Trier. Zunächst ist es wichtig erstmal ein paar Dinge richtig zu stellen. Bienen sind friedliche Insekten. Männliche Bienen, die sogenannten Drohnen, haben nicht mal einen Stachel. Die Arbeiterinnen haben die Möglichkeit zu stechen, sterben aber an den Folgen. Das liegt daran, dass der Stachel kleine Widerhaken hat, die dafür sorgen, dass die Biene sich beim Weiterflug den gesamten Stachelapperat abreißt und an den Verletzungen stirbt. Für Bienen ist das Stechen also der allerletzte Ausweg, eine Option, die sie nur im absoluten Notfall wählen.

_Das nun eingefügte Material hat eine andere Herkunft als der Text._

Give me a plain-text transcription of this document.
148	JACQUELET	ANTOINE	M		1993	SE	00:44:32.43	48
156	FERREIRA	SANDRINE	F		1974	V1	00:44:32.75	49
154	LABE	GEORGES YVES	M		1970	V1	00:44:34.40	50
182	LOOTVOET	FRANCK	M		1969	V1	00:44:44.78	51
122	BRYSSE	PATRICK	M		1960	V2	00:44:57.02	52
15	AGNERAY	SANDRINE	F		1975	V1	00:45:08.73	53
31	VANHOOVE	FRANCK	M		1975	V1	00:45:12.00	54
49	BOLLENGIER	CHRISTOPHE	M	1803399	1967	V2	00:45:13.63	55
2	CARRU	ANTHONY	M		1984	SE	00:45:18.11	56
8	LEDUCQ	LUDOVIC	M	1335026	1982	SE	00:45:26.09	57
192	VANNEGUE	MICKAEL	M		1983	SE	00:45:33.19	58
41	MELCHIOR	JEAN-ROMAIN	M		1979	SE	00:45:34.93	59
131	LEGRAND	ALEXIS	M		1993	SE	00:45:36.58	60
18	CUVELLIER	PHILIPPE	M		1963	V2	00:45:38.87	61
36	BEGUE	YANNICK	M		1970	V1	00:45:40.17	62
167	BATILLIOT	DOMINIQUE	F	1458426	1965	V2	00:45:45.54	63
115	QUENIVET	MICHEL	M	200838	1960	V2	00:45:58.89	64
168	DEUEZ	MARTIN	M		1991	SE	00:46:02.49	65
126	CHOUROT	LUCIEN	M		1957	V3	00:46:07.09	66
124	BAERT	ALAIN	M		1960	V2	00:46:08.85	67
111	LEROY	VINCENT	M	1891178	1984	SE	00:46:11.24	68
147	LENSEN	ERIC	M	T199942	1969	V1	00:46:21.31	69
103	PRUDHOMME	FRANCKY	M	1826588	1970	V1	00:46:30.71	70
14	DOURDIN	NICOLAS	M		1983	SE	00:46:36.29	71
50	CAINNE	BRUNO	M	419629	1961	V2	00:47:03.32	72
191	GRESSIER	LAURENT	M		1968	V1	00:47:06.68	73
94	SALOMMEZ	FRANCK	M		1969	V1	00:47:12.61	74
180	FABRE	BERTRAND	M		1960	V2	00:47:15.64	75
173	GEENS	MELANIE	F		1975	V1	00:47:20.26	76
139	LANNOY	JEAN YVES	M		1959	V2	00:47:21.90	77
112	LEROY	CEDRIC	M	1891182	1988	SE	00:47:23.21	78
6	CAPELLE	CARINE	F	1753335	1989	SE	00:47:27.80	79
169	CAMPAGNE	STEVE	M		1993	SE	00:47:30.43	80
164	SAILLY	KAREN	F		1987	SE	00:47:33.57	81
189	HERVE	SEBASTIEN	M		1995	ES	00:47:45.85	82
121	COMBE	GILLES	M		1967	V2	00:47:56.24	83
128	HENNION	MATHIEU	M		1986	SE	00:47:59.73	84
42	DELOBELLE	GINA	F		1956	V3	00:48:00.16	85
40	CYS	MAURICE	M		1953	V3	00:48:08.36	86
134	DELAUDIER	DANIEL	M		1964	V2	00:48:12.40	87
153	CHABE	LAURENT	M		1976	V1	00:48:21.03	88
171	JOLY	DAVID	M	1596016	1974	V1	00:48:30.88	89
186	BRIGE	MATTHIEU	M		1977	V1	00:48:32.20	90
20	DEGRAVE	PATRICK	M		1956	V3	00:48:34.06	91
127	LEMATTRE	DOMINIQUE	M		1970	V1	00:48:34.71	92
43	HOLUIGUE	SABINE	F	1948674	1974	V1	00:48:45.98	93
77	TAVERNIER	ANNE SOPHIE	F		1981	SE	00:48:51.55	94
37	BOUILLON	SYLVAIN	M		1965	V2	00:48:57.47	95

Ein vermeintlicher Angriff gegen das Bienenvolk könnte ein solcher Notfall sein, sprich wenn ein Mensch sich mit hektischen, schnellen Bewegungen nah am Flugloch aufhält.

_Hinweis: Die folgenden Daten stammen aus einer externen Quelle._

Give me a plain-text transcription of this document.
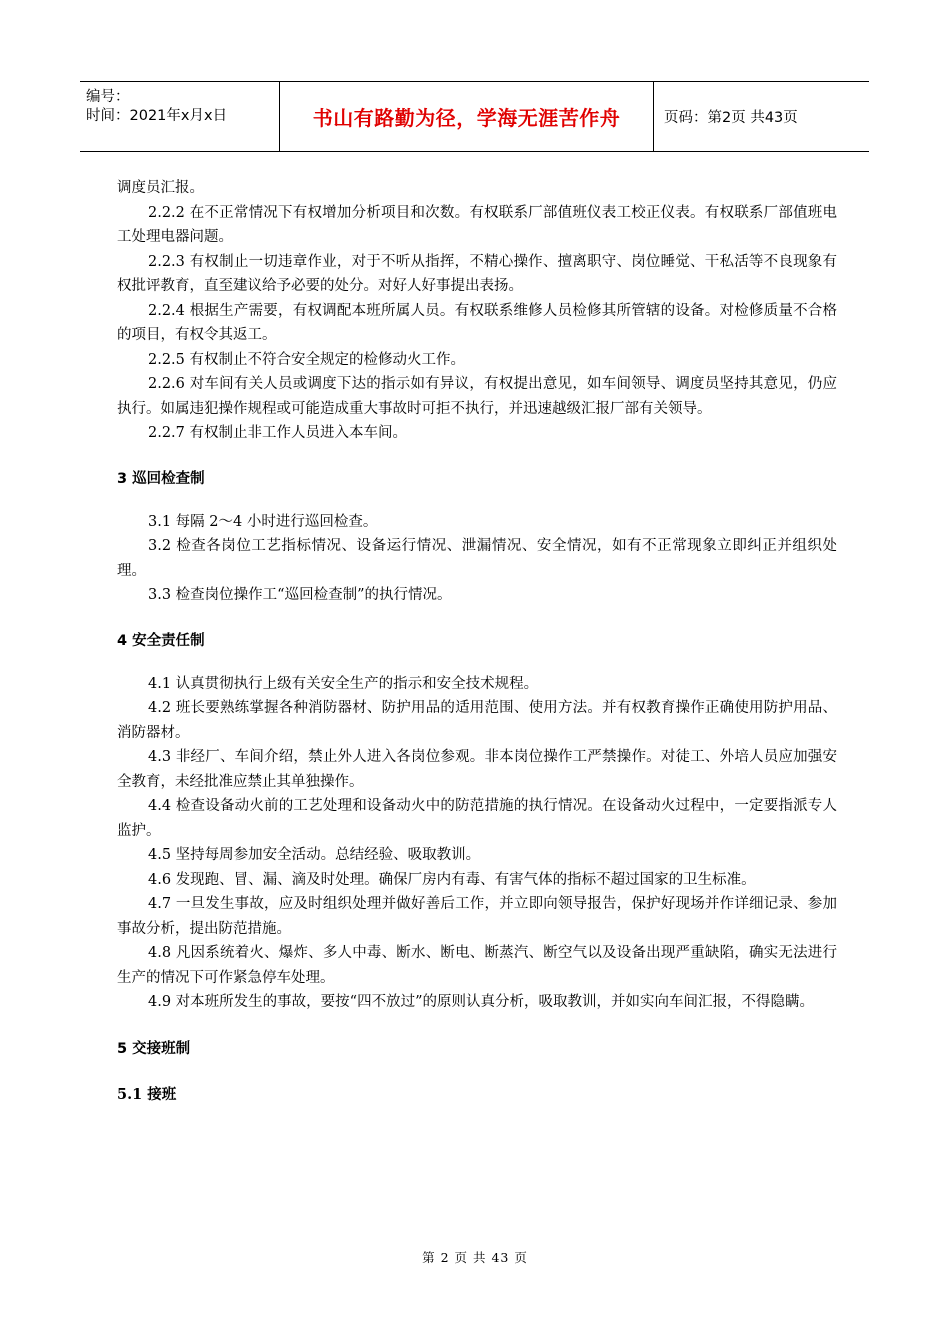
编号：
时间：2021年x月x日	书山有路勤为径，学海无涯苦作舟	页码：第2页 共43页

调度员汇报。

2.2.2 在不正常情况下有权增加分析项目和次数。有权联系厂部值班仪表工校正仪表。有权联系厂部值班电工处理电器问题。

2.2.3 有权制止一切违章作业，对于不听从指挥，不精心操作、擅离职守、岗位睡觉、干私活等不良现象有权批评教育，直至建议给予必要的处分。对好人好事提出表扬。

2.2.4 根据生产需要，有权调配本班所属人员。有权联系维修人员检修其所管辖的设备。对检修质量不合格的项目，有权令其返工。

2.2.5 有权制止不符合安全规定的检修动火工作。

2.2.6 对车间有关人员或调度下达的指示如有异议，有权提出意见，如车间领导、调度员坚持其意见，仍应执行。如属违犯操作规程或可能造成重大事故时可拒不执行，并迅速越级汇报厂部有关领导。

2.2.7 有权制止非工作人员进入本车间。

3 巡回检查制

3.1 每隔 2～4 小时进行巡回检查。

3.2 检查各岗位工艺指标情况、设备运行情况、泄漏情况、安全情况，如有不正常现象立即纠正并组织处理。

3.3 检查岗位操作工“巡回检查制”的执行情况。

4 安全责任制

4.1 认真贯彻执行上级有关安全生产的指示和安全技术规程。

4.2 班长要熟练掌握各种消防器材、防护用品的适用范围、使用方法。并有权教育操作正确使用防护用品、消防器材。

4.3 非经厂、车间介绍，禁止外人进入各岗位参观。非本岗位操作工严禁操作。对徒工、外培人员应加强安全教育，未经批准应禁止其单独操作。

4.4 检查设备动火前的工艺处理和设备动火中的防范措施的执行情况。在设备动火过程中，一定要指派专人监护。

4.5 坚持每周参加安全活动。总结经验、吸取教训。

4.6 发现跑、冒、漏、滴及时处理。确保厂房内有毒、有害气体的指标不超过国家的卫生标准。

4.7 一旦发生事故，应及时组织处理并做好善后工作，并立即向领导报告，保护好现场并作详细记录、参加事故分析，提出防范措施。

4.8 凡因系统着火、爆炸、多人中毒、断水、断电、断蒸汽、断空气以及设备出现严重缺陷，确实无法进行生产的情况下可作紧急停车处理。

4.9 对本班所发生的事故，要按“四不放过”的原则认真分析，吸取教训，并如实向车间汇报，不得隐瞒。

5 交接班制
5.1 接班
第 2 页 共 43 页
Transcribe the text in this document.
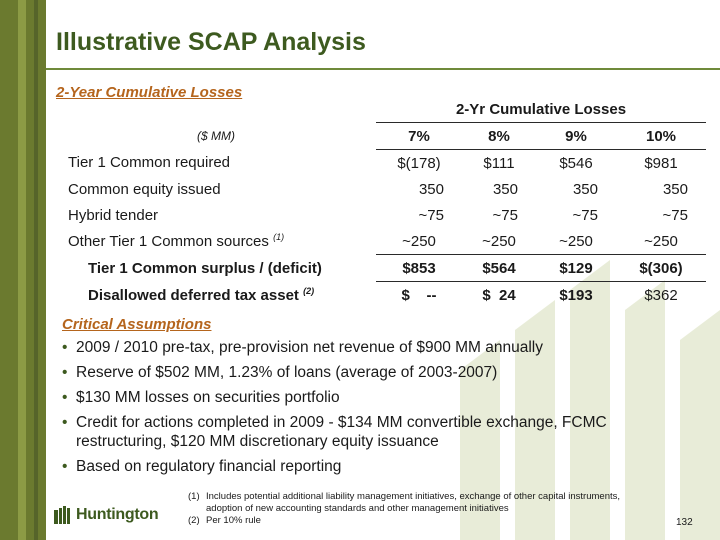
Illustrative SCAP Analysis
2-Year Cumulative Losses
	2-Yr Cumulative Losses			
($ MM)	7%	8%	9%	10%
Tier 1 Common required	$(178)	$111	$546	$981
Common equity issued	350	350	350	350
Hybrid tender	~75	~75	~75	~75
Other Tier 1 Common sources $^{(1)}$	~250	~250	~250	~250
Tier 1 Common surplus / (deficit)	$853	$564	$129	$(306)
Disallowed deferred tax asset $^{(2)}$	$    --	$  24	$193	$362
Critical Assumptions
• 2009 / 2010 pre-tax, pre-provision net revenue of $900 MM annually
• Reserve of $502 MM, 1.23% of loans (average of 2003-2007)
• $130 MM losses on securities portfolio
• Credit for actions completed in 2009 - $134 MM convertible exchange, FCMC restructuring, $120 MM discretionary equity issuance
• Based on regulatory financial reporting
Huntington
(1) Includes potential additional liability management initiatives, exchange of other capital instruments, adoption of new accounting standards and other management initiatives
(2) Per 10% rule	132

Interessanterweise gibt sogar es Bienenarten die nicht mal stechen, wenn ihre Kolonie angegriffen wird. Da ein Angriff mit dem Stachel den eigenen Tod bedeutet, ziehen sie es vor sich an anderer Stelle niederzulassen und sich dort weiter fortzupflanzen, denn wer stirbt ist dazu logischerweise nicht mehr in der Lage. Als Randnotiz sei noch erwähnt, dass auch die gefürchteten Wespen alles andere als aggressive Tiere sind. Im Endeffekt greifen auch diese nur an, wenn sie sich bedroht fühlen, sterben im Gegensatz zur Biene allerdings nicht beim Zustechen. Die vermeintliche Aggressivität geht für gewöhnlich zurück auf eine verzweifelte Nahrungssuche von oft 120.000 Wespen fassenden Völkern, wenn im Spätsommer langsam die Reserven knapp werden. In jedem Fall sollte man vermeiden nach den Tieren zu schlagen, denn in dem Fall setzen die Tiere Geruchsstoffe frei, die weitere Wespen zur Verstärkung herbeirufen.

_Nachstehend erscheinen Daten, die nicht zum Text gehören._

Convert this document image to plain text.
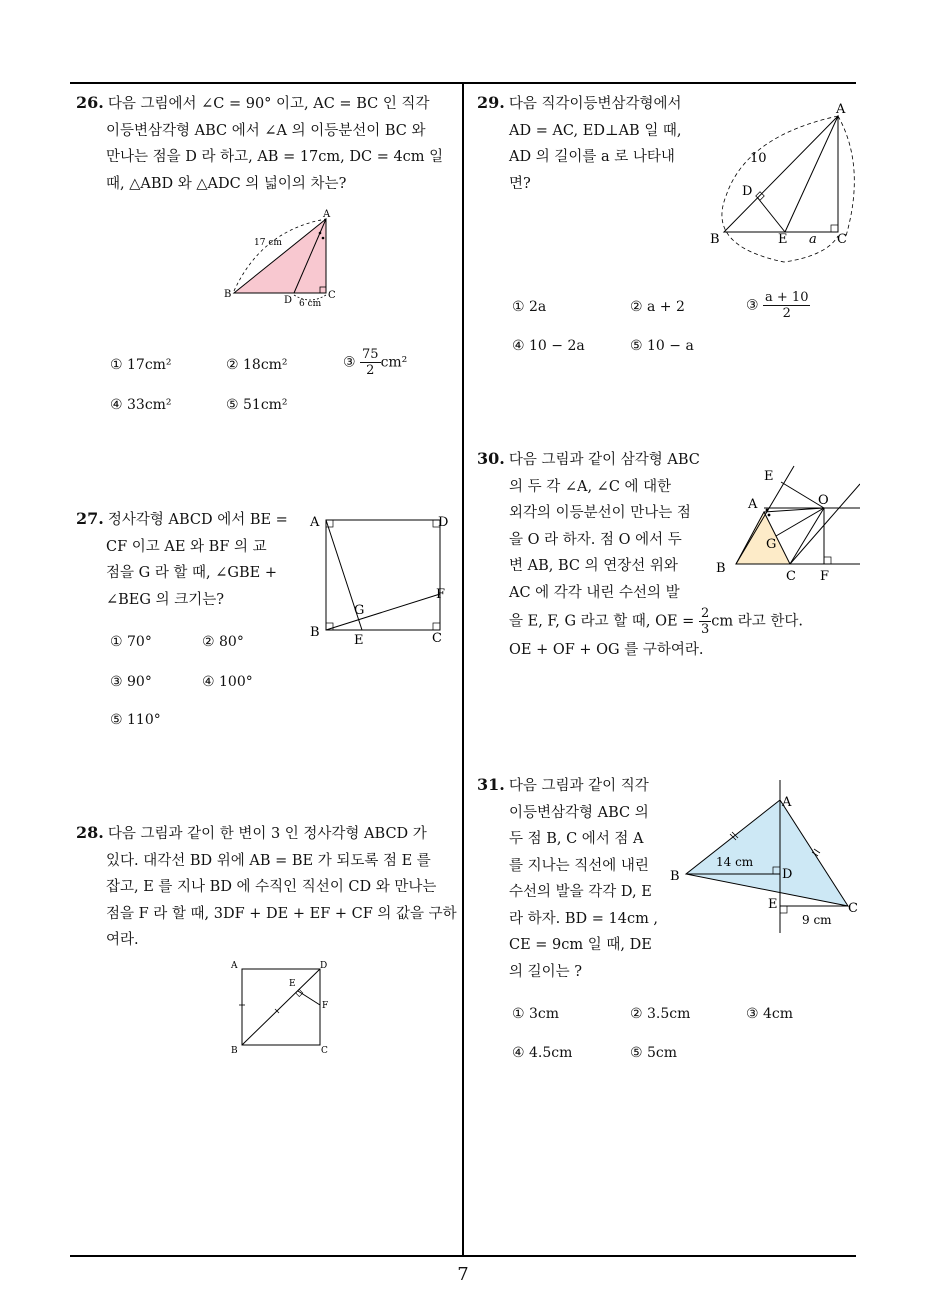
7
26. 다음 그림에서 ∠C = 90° 이고, AC = BC 인 직각
이등변삼각형 ABC 에서 ∠A 의 이등분선이 BC 와
만나는 점을 D 라 하고, AB = 17cm, DC = 4cm 일
때, △ABD 와 △ADC 의 넓이의 차는?
A
B	C
D
17 cm
6 cm
① 17cm²	② 18cm²	③ $\frac{75}{2} cm^2$
④ 33cm²	⑤ 51cm²
27. 정사각형 ABCD 에서 BE =
CF 이고 AE 와 BF 의 교
점을 G 라 할 때, ∠GBE +
∠BEG 의 크기는?
A	D
B	C
E
F
G
① 70°	② 80°
③ 90°	④ 100°
⑤ 110°
28. 다음 그림과 같이 한 변이 3 인 정사각형 ABCD 가
있다. 대각선 BD 위에 AB = BE 가 되도록 점 E 를
잡고, E 를 지나 BD 에 수직인 직선이 CD 와 만나는
점을 F 라 할 때, 3DF + DE + EF + CF 의 값을 구하
여라.
A	D
B	C
E
F
29. 다음 직각이등변삼각형에서
AD = AC, ED⊥AB 일 때,
AD 의 길이를 a 로 나타내
면?
A
B	C
D
E
10
a
① 2a	② a + 2	③ $\frac{a + 10}{2}$
④ 10 − 2a	⑤ 10 − a
30. 다음 그림과 같이 삼각형 ABC
의 두 각 ∠A, ∠C 에 대한
외각의 이등분선이 만나는 점
을 O 라 하자. 점 O 에서 두
변 AB, BC 의 연장선 위와
AC 에 각각 내린 수선의 발
을 E, F, G 라고 할 때, OE = $\frac{2}{3}$ cm 라고 한다.
OE + OF + OG 를 구하여라.
E
A	O
G
B
C F
31. 다음 그림과 같이 직각
이등변삼각형 ABC 의
두 점 B, C 에서 점 A
를 지나는 직선에 내린
수선의 발을 각각 D, E
라 하자. BD = 14cm ,
CE = 9cm 일 때, DE
의 길이는 ?
A
B
C
D
E
14 cm
9 cm
① 3cm	② 3.5cm	③ 4cm
④ 4.5cm	⑤ 5cm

Im Vergleich zur Wespe ist die Biene für unser Ökosystem existenziell wichtig. Mehr als die Hälfte der heutigen Pflanzenarten vermehrt sich über die Bestäubung, Insekten, allen voran die Biene tragen maßgeblich dazu bei, dass die Pflanzenwelt funktioniert. In einigen der wichtigsten Obstanbaugebiete Chinas existieren seit 25 Jahren keine Bienen mehr. Das bedeutet für die Menschen, dass sie die Arbeit der Bienen übernehmen müssen. Konkret bedeutet das, dass im Süden Chinas bei beginnender Obstbaum-Blüte tausende Tagelöhner angeheuert werden, die dann von Plantage zu Plantage gehen und auf Leitern den Pollenstaub einsammeln. Sobald die Obstbaum-Blüte in nördlicheren Regionen beginnt, verteilt sich wieder eine unüberschaubare Zahl an Tagelöhnern mit Leitern auf den Obstbaum-Feldern und beginnt jede Blüte mit dem Pollenstaub zu bestäuben. Eine absurder Arbeitszweig, auf den auch Bürgermeister Wolfram Leibe bei der Vorstellung der Rathaus-Bienen hinweist, schließlich übernehmen eigentlich Bienenvölker genau diese Aufgaben völlig kostenlos, wenn sie denn nicht ausgestorben sind.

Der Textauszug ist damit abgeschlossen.